Interaction between host cell proteins and open reading frames of porcine circovirus type 2

Abstract

Postweaning multisystemic wasting syndrome (PMWS) is caused by a systemic inflammation after porcine circovirus type 2 (PCV2) infection. It was one of the most economically important pathogens affecting pig production worldwide before PCV2 vaccine was first introduced in 2006. After the development of a vaccine against PCV2a type, pig farms gradually restored enormous economic losses from PMWS. However, vaccine against PCV2a type could not be fully effective against several different PCV2 genotypes (PCV2b - PCV2h). In addition, PCV2a vaccine itself could generate antigenic drift of PCV2 capsid. Therefore, PCV2 infection still threats pig industry worldwide. PCV2 infection was initially found in local tissues including reproductive, respiratory, and digestive tracks. However, PCV2 infection often leads to a systemic inflammation which can cause severe immunosuppression by depleting peripheral lymphocytes in secondary lymphoid tissues. Subsequently, a secondary infection with other microorganisms can cause PMWS. Eleven putative open reading frames (ORFs) have been predicted to encode PCV2 genome. Among them, gene products of six ORFs from ORF1 to ORF6 have been identified and characterized to estimate its functional role during PCV2 infection. Acquiring knowledge about the specific interaction between each PCV2 ORF protein and host protein might be a key to develop preventive or therapeutic tools to control PCV2 infection. In this article, we reviewed current understanding of how each ORF of PCV2 manipulates host cell signaling related to immune suppression caused by PCV2.
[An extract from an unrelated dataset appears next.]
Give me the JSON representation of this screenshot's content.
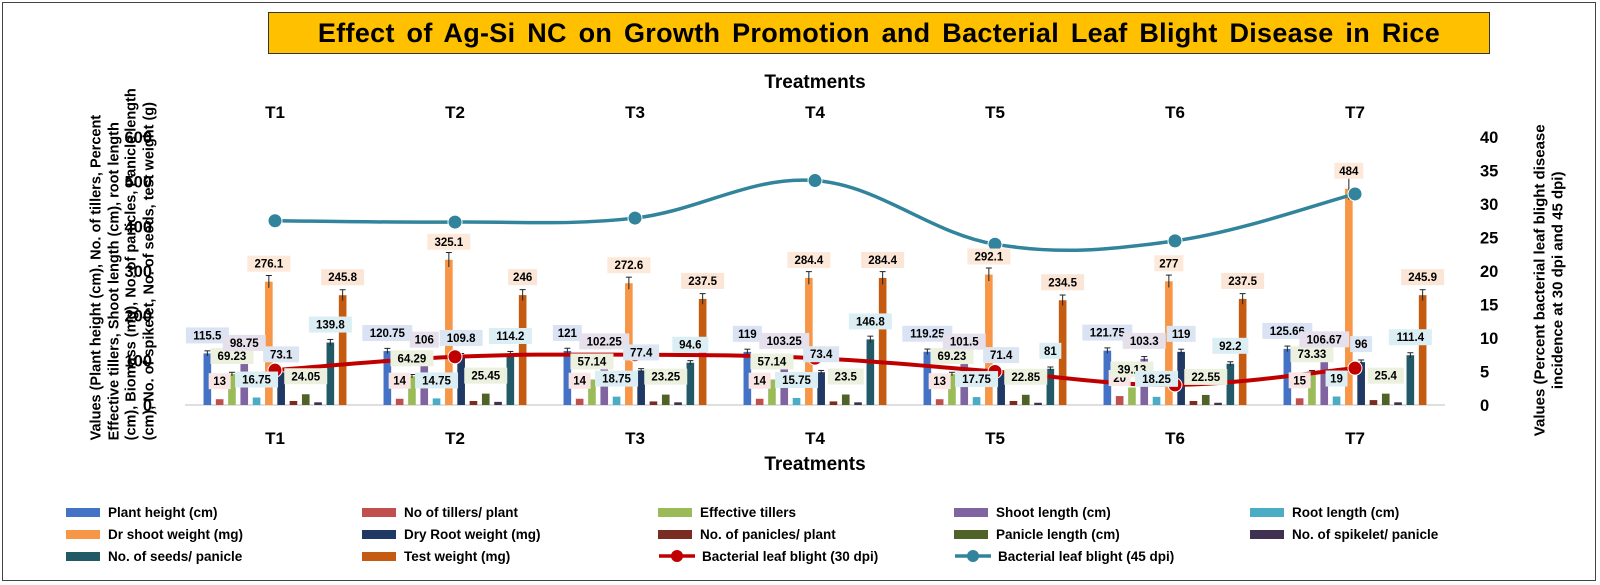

Keywords: Host cell protein; Open reading frame; Pathogenesis; Pig; Porcine circovirus type 2.

Fig. 1.. Schematic diagram of PCV2 genome.

The circular genome of PCV2 is enlarged with each linearized open reading frame (ORF) [32-39]. Each ORF is illustrated as different colors of lines with arrow indicating the transcriptional orientation of each ORF. Predicted molecular weight of each ORF-encoded protein is denoted with the unit of kDa. ORFs 1, 2, and 4-encoded proteins contain putative glycosylation sites indicated by an asterisk. An arrow of stem loop structures marks the replication origin and used as a starting point for numbering of nucleotide sequences. PCV2, porcine circovirus type 2.

Fig. 2.. PCV2 ORF3-mediated apoptosis and inflammatory responses.

(A) PCV2 ORF3-mediated apoptosis [127,128]. In the steady state, Pirh2, an E3 ubiquitin ligase, can downregulate p53 expression via ubiquitin-dependent proteasomal degradation. During PCV2 infection, ORF3 can interfere with Pirh2 function by binding to Pirh2. As a result, apoptosis is induced by p53 target gene expression via increased half-life of p53. (B) PCV2 ORF3-mediated inflammatory responses [133-135]. In the steady state, RGS16 can block nuclear entry of NFκB. During PCV2 infection, ORF3 can cause proteasomal degradation of RGS16 by increasing ubiquitination. Subsequently, NFκB can migrate into the nucleus and initiate mRNA transcription of IL-6 and IL-8. PCV2, porcine circovirus type 2; ORF, open reading frame; RGS16, regulator of G protein signaling 16.

Fig. 3.. PCV2 ORF4 facilitates host cell apoptosis by inducing mitochondrial damage.

During PCV2 infection, PCV2 ORF4 can directly bind to ANT3 through its N-terminus amphipathic α-helix region. By assistance of ANT3, mitochondria anchored PCV2 ORF4 can damage mitochondria. Subsequently, cytochrome c is released from mitochondria which triggers caspase pathway and leads to host cell apoptosis [139]. PCV2, porcine circovirus type 2; ORF, open reading frame; ANT3, adenine nucleotide translocase 3.

Fig. 4.. Mechanism of PCV2 ORF5-mediated autophagy induction.

During PCV2 infection, PCV2 ORF5 can cause ER stress. Subsequently, PERK-eIF2α-ATF4 pathway can induce autophagosome formation [146]. ER stress can also lead to activation of AMPK pathway which can enhance autophagy by inhibiting phosphorylation of mTOR [146]. PCV2, porcine circovirus type 2; ORF, open reading frame; ER, endoplasmic reticulum; AMPK, AMP-activated protein kinas.